En aquella Edad de Oro, cuando la vida material no era incierta porque las necesidades básicas estaban aseguradas y la infancia, la juventud, la madu­rez y la vejez transcurrían de acuerdo a lo esperado; cuando todo el mundo podía labrarse el “porvenir”; cuando todo eso así era en aquella dorada Edad, la obediencia era una virtud en la infancia, la rebeldía era una obligación de la juventud, la sobriedad era apreciada por la madurez, y la adaptación un consejo para la vejez…

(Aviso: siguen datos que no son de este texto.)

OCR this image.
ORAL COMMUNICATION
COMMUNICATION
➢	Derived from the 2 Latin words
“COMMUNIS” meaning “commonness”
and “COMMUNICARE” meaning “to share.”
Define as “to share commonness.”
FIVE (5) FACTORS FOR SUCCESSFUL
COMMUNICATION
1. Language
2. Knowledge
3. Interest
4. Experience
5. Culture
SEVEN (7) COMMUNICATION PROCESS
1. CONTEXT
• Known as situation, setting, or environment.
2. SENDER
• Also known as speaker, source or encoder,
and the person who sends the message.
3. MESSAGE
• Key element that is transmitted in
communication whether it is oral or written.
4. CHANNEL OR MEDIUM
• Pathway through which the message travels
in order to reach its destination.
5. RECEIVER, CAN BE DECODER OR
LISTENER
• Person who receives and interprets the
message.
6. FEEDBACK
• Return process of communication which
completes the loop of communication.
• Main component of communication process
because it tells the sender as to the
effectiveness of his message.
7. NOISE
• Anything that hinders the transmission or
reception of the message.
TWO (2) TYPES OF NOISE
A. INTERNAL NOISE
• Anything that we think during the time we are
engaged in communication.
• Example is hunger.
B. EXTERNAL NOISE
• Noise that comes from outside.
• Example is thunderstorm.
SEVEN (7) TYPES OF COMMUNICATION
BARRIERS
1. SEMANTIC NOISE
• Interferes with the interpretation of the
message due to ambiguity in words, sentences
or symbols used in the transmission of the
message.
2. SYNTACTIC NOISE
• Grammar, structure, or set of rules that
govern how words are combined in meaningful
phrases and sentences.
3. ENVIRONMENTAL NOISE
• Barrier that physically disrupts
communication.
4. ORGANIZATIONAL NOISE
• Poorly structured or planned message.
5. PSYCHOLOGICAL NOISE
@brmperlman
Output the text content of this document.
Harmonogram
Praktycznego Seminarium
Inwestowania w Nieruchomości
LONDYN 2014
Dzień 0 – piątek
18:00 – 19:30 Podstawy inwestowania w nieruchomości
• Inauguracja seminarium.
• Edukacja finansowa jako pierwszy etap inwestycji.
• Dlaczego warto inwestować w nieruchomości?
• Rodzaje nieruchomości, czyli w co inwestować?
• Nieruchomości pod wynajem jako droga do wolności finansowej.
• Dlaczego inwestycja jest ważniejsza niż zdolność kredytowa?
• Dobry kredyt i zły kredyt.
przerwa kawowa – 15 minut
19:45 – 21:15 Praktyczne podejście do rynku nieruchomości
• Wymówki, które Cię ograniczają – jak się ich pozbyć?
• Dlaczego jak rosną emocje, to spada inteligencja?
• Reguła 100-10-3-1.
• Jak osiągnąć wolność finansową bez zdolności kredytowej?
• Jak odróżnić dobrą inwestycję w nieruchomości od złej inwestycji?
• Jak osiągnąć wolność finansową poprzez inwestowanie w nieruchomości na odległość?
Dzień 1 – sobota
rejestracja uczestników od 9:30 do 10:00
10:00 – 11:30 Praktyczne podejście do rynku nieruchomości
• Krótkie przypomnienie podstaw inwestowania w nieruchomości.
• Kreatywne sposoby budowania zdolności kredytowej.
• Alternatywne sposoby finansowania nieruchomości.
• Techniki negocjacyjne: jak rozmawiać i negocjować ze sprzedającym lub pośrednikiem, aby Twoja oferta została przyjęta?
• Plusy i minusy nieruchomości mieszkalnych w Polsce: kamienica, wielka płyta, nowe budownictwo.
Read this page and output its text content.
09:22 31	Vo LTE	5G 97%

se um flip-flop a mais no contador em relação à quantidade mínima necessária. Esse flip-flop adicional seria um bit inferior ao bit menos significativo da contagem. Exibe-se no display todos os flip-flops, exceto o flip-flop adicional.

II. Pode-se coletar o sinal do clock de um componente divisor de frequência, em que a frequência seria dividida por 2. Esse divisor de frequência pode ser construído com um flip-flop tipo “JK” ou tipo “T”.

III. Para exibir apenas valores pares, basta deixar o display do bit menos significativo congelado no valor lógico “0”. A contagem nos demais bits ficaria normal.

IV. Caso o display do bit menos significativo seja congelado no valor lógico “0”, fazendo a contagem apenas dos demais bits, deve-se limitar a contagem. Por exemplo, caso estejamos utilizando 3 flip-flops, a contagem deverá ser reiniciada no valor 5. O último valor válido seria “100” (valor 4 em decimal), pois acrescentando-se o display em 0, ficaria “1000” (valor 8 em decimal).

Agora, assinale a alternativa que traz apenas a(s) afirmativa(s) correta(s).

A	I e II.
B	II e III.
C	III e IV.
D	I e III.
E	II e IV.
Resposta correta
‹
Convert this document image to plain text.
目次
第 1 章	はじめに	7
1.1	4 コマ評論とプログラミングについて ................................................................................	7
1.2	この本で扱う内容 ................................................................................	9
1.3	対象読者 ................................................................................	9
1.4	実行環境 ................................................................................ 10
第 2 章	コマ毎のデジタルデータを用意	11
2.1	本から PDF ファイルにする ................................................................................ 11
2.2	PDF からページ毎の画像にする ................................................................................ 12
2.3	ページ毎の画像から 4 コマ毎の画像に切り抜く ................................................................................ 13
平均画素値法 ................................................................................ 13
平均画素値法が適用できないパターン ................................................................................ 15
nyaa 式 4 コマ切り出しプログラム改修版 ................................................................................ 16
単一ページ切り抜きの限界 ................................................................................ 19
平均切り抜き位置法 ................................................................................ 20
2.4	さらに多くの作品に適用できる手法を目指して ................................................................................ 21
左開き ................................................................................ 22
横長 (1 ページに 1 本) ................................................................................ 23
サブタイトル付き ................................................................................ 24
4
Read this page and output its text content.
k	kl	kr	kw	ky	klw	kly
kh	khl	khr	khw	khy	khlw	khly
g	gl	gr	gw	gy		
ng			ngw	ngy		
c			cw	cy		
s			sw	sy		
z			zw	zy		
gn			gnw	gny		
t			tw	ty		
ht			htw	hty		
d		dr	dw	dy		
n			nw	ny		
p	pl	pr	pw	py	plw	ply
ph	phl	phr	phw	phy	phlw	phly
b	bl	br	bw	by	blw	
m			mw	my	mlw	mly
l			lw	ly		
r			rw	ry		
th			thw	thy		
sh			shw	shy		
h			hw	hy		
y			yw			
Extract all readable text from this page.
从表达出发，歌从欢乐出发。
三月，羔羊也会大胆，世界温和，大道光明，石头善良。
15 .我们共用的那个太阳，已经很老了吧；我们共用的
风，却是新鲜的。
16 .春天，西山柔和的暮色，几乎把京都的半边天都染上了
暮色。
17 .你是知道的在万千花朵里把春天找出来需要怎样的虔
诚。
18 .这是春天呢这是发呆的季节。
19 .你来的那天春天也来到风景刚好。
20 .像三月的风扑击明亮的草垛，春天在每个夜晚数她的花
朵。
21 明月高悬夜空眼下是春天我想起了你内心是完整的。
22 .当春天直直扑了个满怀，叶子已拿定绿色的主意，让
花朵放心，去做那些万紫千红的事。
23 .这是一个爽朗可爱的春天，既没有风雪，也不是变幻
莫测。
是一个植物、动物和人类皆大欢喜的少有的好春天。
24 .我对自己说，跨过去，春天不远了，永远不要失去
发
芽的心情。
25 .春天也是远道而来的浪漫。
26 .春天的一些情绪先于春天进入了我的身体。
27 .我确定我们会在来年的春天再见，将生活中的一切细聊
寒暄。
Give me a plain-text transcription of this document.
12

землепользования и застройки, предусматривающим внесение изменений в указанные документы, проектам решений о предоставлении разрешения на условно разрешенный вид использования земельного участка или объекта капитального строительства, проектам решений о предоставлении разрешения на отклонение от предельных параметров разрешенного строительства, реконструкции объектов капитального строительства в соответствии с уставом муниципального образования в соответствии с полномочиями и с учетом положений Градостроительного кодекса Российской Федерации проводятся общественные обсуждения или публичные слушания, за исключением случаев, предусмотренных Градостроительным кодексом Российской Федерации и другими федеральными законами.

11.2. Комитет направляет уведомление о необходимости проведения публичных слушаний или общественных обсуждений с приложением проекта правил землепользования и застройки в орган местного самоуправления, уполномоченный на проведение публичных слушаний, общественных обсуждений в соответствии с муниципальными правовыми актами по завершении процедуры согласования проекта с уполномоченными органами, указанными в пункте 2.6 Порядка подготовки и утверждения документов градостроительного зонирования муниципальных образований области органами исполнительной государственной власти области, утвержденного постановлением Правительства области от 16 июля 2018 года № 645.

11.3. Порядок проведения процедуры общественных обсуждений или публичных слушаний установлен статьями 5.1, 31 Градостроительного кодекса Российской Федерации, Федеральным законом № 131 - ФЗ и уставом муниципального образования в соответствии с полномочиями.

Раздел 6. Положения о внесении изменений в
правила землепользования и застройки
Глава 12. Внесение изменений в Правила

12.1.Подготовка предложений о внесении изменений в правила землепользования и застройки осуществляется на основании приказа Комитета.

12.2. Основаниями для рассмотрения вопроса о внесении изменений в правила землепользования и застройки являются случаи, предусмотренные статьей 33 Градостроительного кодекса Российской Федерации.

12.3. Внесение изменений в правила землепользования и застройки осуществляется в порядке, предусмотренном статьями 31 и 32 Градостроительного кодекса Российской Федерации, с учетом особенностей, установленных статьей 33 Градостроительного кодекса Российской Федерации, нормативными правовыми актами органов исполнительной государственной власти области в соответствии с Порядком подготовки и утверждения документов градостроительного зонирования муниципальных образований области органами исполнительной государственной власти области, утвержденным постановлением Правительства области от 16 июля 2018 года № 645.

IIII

Pero estamos en la Segunda Edad de Hierro. En estos tiempos, en España, las generaciones actuales viven en precario. Pero también son inestables cualquiera de esas fases; cuando niño, recibe una educación irregular y desigual en muchos casos acompañada de la ruptura de sus padres; cuando joven, su futuro es tan inseguro que muchos desearían se­guir en la niñez; cuando maduro, tiembla ante la vejez, y cuando ha llegado a viejo se empeña en no querer serlo. No se acostumbra, pues no tarda en sentir aguijón de lo absurdo de la vida y la soledad que a todo trance quiere evitar, pues en la soledad sólo hay tedio y a menudo de­sespera­ción. En todo caso, qué diferentes somos. Yo, como Cicerón, nunca me encuentro menos solo que cuando estoy solo, pues en la necesidad permanente de “el otro” hay menos libertad que en el presidio…

No es el Dios de los cristianos, ni tampoco el dios de los mahometa­nos, ni los dioses del Olimpo ni el Destino los causan­tes del fracaso de nuestra juventud fracasada. Es la estupidez, unas veces y la mala fe siempre de los gobernantes españo­les y europeos, los ingentes intereses de los bancos, la rapiña de mafias y especuladores lo que con la inesperada complicidad del cambio climático, en cadena a los países y a la humanidad, les está precipitando en el abismo.

A la juventud incumbe aggiornamento: reciclarse, actuali­zarse. Su esperanza, que hacemos nuestra, está en mantener su vigor y en asumir la austeridad forzosa de la que puede sacar mucho provecho. Pues esa austeridad, pese a ser consecuencia de la violentación del poder instituido, si es aceptada y aprovechada además de sa­lud es también poder. Lo dice la sabiduría de to­dos los tiempos y de to­das las culturas. Hágase fuerte, pues, la juventud frustrada. Ejercítese en la austeridad espartana sin atribuirse a sí misma su frustración, pues la culpa absoluta es del sistema. Cultive esa austeridad , aprovéchese de esa fuerza, como en las artes marciales se aprovecha la fuerza del contrario, expulse a los mercaderes españoles y europeos del tem­plo del abuso y, por Dios, apodérese cuanto antes del Poder verdadero que no es el poder político, su siervo.